For me one of the key problems with switching between Mac and PC has been the great modifier shift. The annoying kind of things when I come home and start using Mac shortcuts on my PC, or go to work and start using PC shortcuts on my Mac.

As a work device, my issued MBP has mostly been a case of IDGAF in terms of PC vs Mac. Contemporary OS X and its successors-thus-far, are suitable BSD under the hood with GNU sprinkled on top that it’s basically a non-issue. On Windows, I would be using Windows Subsystem for Linux and SSH. On Mac, well it’s native enough unless it needs to be Linux ELFs. Like NT, it comes with some nice to have GUI software but most of what I care about can be found in the Terminal.

As a home device, I’m finding it fits quite nicely.
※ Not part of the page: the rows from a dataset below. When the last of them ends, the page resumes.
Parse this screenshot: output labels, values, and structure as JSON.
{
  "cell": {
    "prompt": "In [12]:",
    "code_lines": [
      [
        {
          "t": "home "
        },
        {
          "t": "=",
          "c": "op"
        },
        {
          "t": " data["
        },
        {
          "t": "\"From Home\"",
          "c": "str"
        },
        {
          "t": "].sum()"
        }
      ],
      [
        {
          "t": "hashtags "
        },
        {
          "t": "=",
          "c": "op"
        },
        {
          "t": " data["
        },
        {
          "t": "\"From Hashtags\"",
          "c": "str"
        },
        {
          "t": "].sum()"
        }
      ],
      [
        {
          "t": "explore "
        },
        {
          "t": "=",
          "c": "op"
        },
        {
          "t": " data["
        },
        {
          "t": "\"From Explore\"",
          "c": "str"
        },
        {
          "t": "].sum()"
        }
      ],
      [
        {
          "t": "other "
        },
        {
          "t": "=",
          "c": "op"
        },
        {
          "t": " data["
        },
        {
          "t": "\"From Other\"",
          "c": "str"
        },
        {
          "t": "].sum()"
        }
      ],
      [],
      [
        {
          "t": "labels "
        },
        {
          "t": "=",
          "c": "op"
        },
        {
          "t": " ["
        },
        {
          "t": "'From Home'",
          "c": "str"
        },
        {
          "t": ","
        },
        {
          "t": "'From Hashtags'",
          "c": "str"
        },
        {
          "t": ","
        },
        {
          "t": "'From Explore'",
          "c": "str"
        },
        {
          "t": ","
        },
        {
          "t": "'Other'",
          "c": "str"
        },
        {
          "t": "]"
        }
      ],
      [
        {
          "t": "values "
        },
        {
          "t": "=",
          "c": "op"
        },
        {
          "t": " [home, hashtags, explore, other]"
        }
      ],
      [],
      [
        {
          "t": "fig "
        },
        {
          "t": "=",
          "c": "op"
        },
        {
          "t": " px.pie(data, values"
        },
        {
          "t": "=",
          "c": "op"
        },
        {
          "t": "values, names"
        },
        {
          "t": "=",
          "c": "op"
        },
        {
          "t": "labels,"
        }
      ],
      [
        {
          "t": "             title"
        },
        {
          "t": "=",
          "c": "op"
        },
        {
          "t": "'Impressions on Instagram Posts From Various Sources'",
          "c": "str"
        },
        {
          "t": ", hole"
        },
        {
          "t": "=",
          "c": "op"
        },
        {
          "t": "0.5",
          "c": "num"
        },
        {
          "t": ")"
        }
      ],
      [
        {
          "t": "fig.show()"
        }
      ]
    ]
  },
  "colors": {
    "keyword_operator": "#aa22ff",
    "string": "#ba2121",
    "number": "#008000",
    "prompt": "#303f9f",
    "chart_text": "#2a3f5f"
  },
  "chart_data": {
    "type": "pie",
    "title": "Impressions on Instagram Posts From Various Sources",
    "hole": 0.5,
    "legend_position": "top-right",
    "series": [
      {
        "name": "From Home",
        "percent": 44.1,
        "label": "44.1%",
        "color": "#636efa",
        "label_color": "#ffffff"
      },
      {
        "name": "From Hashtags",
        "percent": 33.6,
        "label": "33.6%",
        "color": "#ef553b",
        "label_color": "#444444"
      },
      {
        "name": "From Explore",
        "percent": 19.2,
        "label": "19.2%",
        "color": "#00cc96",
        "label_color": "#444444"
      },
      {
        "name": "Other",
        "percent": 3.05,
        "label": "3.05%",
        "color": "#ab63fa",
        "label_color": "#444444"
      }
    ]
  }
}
It does the desktop things that better maintained Linux distributions and Windows systems do, and it provides most of the goodness I’d get out of running FreeBSD or Debian. More importantly I don’t find myself !@#$%ing mixing up the command and control keys ^_^.

Outside of Direct3D based games the majority of software that I care about is cross platform, often with GNU/Linux as the primary platform if one could be defined. So, basically everything I want to run either runs on unix, NT, and Mac systems already; or it’s tied to POSIX APIs longer than Linux and OS X have been around, or it’s unlikely to run on anything that doesn’t do Big Honking DirectX GPUs.

Thus: Rimuru’s intended mission profile is what it was chiefly built for. Playing video games, converting videos, and cursing those times when compiling on NT is a thing. Meanwhile Shion takes over the more secretarial domain of general productivity and desktop computing.